We’re day two into our second official week of preschool now and I feel like I can finally let out a (very little) sigh of relief (and indeed draft this blog)… anything else felt like tempting fate too much. Perhaps I still am given the Government’s announcement today..
To be honest with you, I was feeling really nervous about Amelia heading off to preschool. It’s a massive step for any child and parent anyway, let alone during the current pandemic. There were so many unknowns, so much nervousness and a great deal of anxiety. I was so conscious that I didn’t want Amelia’s first experience of school to be too clinical, too cold. I mean this is supposed to set her up for the rest of her school life – I didn’t want to freak her out at the first step.

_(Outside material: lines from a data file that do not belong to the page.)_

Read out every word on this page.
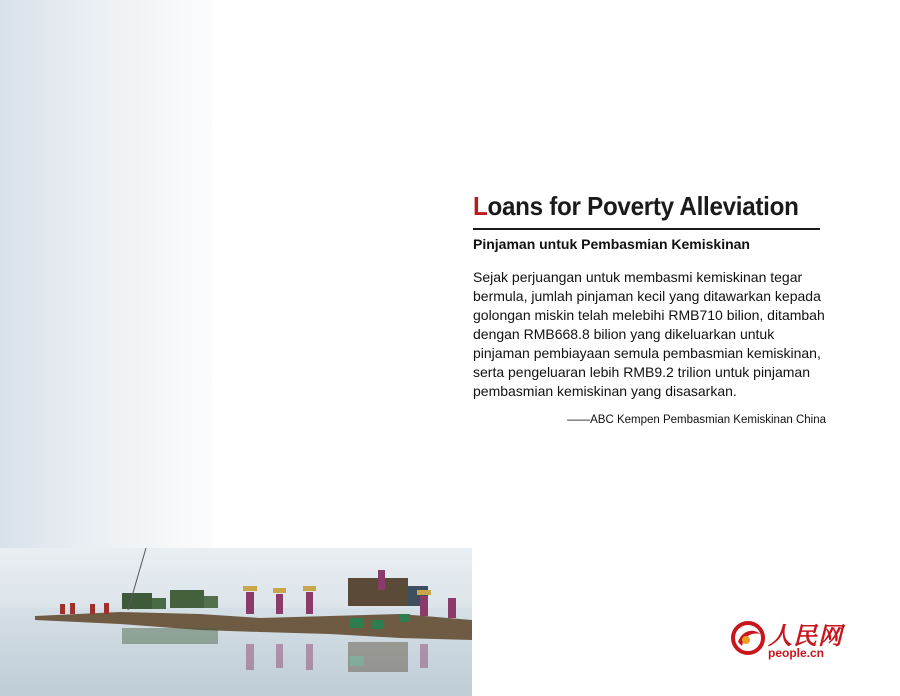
Loans for Poverty Alleviation

Pinjaman untuk Pembasmian Kemiskinan

Sejak perjuangan untuk membasmi kemiskinan tegar bermula, jumlah pinjaman kecil yang ditawarkan kepada golongan miskin telah melebihi RMB710 bilion, ditambah dengan RMB668.8 bilion yang dikeluarkan untuk pinjaman pembiayaan semula pembasmian kemiskinan, serta pengeluaran lebih RMB9.2 trilion untuk pinjaman pembasmian kemiskinan yang disasarkan.

——ABC Kempen Pembasmian Kemiskinan China

人民网
people.cn
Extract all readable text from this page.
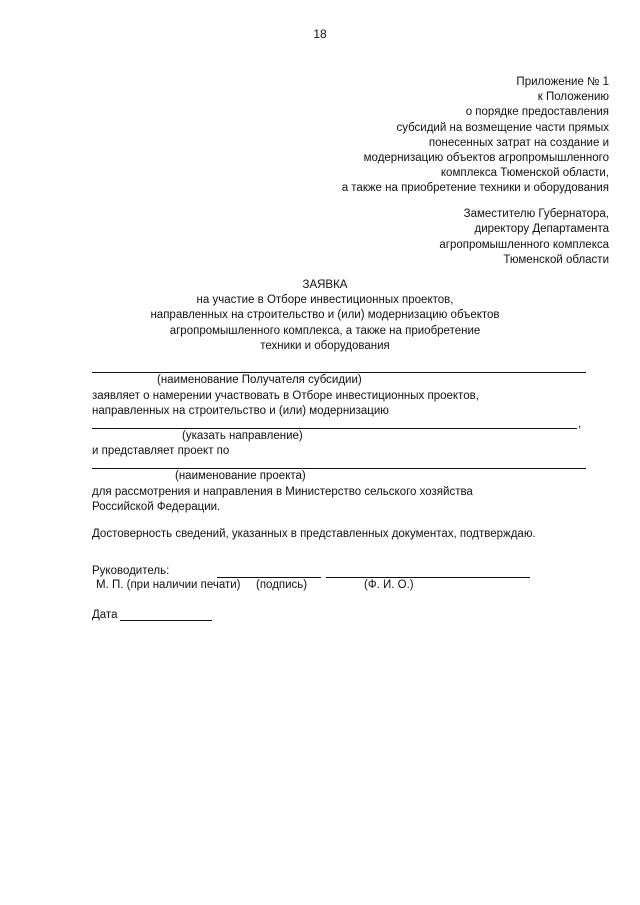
18
Приложение № 1
к Положению
о порядке предоставления
субсидий на возмещение части прямых
понесенных затрат на создание и
модернизацию объектов агропромышленного
комплекса Тюменской области,
а также на приобретение техники и оборудования
Заместителю Губернатора,
директору Департамента
агропромышленного комплекса
Тюменской области
ЗАЯВКА
на участие в Отборе инвестиционных проектов,
направленных на строительство и (или) модернизацию объектов
агропромышленного комплекса, а также на приобретение
техники и оборудования
(наименование Получателя субсидии)
заявляет о намерении участвовать в Отборе инвестиционных проектов,
направленных на строительство и (или) модернизацию
,
(указать направление)
и представляет проект по
(наименование проекта)
для рассмотрения и направления в Министерство сельского хозяйства
Российской Федерации.
Достоверность сведений, указанных в представленных документах, подтверждаю.
Руководитель:
М. П. (при наличии печати) (подпись)	(Ф. И. О.)
Дата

I was scared she was too little… scared she might not like it…. worried she wouldn’t be able to take off the wrappers of food in her packed lunch… scared she wouldn’t like the teaching staff…scared she might start having accidents as she was too nervous to ask the teacher to go to the loo.. worried about the school gate set up.. anxious I would get something wrong (pack her bag wrong, be too late, be too early).. you name it, I thought about it!
Luckily all my fears were abated. So far, it’s been a great experience and I can tell she is relishing every moment there. I have also been pretty impressed with the teaching staff. I mean this must be a tough time for them too and so full of unknowns, but I have been really pleased so far with their communication and how reassuring they are. And even if we can’t talk to the teachers at the gate due to social distancing, they are always really good at coming back on this app we have (ClassDojo). They post photos of the children daily and give regular progress reports on Amelia. I have also (just this second) been invited to my first parents evening… I mean am I really mature enough to attend a parents evening!? Still often feel like a kid myself!
I suppose before Amelia started at preschool, one of my biggest fears was that the teachers would be distanced from the children, not helping them with their lunch, going to the loo and avoiding holding their hands if they were scared. But I needn’t have worried. I can see the love and care that they feel for the children just at the gate. It’s very reassuring.
So whilst I well and truly needed a tissue (or maybe three) on day one and felt very unsure the whole time she was there, I am now sitting a little more comfortably knowing my little girl is in good hands.
Today though we learn of new measures being put in place with Covid-19 and yet more changes. I am definitely still a little on edge about what the future of school will hold, but all we can do is take each day as it comes. I hope those of you reading this also going through the transition of a school start are doing ok. Keep strong mamas.